Scenario:
Behavior:
I think in 2017 the solution is less about overall performance but about user experience and user expectations.
And nowadays user do not tolerate delays. In that sense sophisticated user interfaces try to be responsive as quickly as possible. Thus: if you can use those small requests to enable the user to do something (instead of waiting 2 seconds for that one big request to return) you should prefer that solution.
Too my knowledge, there are many "high fidelity" sites out there were a single page might sends 50, 100 requests... So I would consider that common practice.
And maybe it is helpful here: se-radio.net podcast episode 277 discusses this topic intensively, in the context of tail latency.
In my view it depends on how the data is stored. If a relational database is being used you could easily get the boolean flag into the list of books by simply doing a join on the corresponding tables. This will most likely give you the best results and you wouldn't have to write any algorithms in the front end.

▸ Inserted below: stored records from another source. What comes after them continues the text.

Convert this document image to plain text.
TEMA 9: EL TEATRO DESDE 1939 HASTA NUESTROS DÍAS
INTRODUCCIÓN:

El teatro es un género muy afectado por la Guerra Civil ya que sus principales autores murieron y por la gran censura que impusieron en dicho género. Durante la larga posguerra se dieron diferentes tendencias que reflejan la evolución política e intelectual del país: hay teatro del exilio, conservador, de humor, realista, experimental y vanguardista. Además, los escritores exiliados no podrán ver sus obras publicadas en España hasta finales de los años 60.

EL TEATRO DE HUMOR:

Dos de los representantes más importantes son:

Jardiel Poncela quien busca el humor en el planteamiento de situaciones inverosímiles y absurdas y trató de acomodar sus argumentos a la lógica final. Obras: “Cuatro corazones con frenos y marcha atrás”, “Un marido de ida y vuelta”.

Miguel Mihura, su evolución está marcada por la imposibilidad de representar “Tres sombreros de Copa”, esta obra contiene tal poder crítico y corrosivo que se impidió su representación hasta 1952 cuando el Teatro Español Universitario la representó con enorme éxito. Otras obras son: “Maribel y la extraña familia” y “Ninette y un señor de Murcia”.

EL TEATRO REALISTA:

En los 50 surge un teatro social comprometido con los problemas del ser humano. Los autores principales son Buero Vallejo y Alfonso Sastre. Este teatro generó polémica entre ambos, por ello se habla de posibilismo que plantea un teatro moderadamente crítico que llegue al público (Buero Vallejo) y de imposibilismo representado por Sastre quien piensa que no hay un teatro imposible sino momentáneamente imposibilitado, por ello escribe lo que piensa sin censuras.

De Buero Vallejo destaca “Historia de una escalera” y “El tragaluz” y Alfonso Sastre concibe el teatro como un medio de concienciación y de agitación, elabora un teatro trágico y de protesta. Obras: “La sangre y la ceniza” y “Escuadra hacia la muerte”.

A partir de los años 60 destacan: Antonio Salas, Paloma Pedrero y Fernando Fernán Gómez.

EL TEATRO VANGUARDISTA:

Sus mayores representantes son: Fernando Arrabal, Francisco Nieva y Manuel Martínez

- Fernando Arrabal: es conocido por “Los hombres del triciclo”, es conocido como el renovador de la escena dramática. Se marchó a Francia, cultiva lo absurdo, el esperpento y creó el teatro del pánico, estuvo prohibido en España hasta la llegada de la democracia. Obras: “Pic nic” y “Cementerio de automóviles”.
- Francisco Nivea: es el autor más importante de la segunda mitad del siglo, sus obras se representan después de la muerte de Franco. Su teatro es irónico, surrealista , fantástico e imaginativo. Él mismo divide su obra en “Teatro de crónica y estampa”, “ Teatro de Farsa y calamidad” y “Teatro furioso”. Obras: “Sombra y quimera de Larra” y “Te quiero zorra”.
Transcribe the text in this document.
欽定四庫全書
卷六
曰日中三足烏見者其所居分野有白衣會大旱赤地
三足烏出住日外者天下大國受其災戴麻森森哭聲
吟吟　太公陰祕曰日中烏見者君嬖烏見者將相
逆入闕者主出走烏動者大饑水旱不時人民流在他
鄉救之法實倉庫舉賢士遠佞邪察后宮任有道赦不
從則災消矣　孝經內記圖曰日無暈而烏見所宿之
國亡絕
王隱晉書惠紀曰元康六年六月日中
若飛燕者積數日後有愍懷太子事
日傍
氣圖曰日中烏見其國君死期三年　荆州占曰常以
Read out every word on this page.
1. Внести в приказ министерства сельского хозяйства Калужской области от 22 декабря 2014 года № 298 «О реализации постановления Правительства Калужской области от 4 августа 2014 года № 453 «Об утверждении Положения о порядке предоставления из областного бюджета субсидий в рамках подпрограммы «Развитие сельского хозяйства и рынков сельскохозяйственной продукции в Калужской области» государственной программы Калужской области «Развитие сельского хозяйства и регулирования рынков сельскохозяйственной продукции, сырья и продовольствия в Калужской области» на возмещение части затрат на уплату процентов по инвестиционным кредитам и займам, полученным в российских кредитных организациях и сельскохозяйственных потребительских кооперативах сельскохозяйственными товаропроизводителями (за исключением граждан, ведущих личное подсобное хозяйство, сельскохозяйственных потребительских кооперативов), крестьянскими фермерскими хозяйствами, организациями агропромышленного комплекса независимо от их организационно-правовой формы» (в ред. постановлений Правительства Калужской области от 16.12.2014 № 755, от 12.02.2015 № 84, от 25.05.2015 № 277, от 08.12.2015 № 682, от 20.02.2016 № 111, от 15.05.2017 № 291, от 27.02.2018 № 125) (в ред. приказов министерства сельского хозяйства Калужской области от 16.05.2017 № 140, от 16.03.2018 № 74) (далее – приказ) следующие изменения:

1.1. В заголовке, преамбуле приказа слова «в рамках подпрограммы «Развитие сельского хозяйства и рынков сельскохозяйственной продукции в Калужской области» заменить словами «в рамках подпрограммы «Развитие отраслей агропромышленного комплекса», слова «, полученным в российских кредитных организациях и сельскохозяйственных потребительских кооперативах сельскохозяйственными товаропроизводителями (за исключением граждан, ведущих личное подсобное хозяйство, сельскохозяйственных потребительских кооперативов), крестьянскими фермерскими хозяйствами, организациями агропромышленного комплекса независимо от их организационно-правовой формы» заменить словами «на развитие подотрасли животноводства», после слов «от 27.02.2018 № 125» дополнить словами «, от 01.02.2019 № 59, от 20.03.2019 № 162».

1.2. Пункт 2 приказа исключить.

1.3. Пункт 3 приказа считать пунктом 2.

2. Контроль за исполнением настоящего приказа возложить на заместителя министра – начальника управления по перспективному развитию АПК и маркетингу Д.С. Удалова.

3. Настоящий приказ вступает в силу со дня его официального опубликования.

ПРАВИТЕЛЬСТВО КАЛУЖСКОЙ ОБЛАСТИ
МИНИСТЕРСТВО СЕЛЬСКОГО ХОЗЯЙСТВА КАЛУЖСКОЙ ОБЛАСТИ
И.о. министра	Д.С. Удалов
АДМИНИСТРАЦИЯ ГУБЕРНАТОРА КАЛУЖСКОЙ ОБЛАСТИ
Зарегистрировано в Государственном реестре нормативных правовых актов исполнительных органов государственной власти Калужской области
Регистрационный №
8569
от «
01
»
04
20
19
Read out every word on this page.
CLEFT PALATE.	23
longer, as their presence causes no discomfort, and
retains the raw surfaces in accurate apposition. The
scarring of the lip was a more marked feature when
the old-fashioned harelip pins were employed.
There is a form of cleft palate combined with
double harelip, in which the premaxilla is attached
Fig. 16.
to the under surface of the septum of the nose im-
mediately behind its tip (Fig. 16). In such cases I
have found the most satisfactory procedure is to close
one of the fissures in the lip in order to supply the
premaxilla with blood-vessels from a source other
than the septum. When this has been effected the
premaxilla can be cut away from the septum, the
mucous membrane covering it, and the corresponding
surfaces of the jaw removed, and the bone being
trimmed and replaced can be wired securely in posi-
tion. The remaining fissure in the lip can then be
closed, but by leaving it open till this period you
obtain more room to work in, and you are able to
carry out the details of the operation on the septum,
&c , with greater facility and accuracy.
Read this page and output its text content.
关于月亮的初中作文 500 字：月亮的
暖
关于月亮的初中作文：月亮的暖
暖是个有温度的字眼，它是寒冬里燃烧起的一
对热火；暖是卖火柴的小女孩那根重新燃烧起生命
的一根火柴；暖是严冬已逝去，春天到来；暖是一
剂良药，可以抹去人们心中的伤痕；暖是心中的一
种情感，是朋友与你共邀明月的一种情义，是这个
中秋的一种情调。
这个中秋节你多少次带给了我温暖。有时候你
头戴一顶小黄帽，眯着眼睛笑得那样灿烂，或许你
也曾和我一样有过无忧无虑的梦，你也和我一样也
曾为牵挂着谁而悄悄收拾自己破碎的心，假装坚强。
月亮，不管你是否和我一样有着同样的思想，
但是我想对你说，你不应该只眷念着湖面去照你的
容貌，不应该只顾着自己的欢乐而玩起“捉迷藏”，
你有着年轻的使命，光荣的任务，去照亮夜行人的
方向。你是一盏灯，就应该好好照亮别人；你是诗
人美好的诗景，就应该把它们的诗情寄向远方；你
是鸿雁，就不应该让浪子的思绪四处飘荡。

Option 1 sounds good but has a big problem in terms of scalability.
Option 2 mitigates this scalability problem and we can improve its design:
Client side, via javascript, collect only displayed book ids and query once, via ajax, for an array of read-later info, only for those 30 books. This way you still serve the page fast and request a small set of additional info, once with a single http request.
Server side you can further improve caching an in memory array of read-later ids for each user.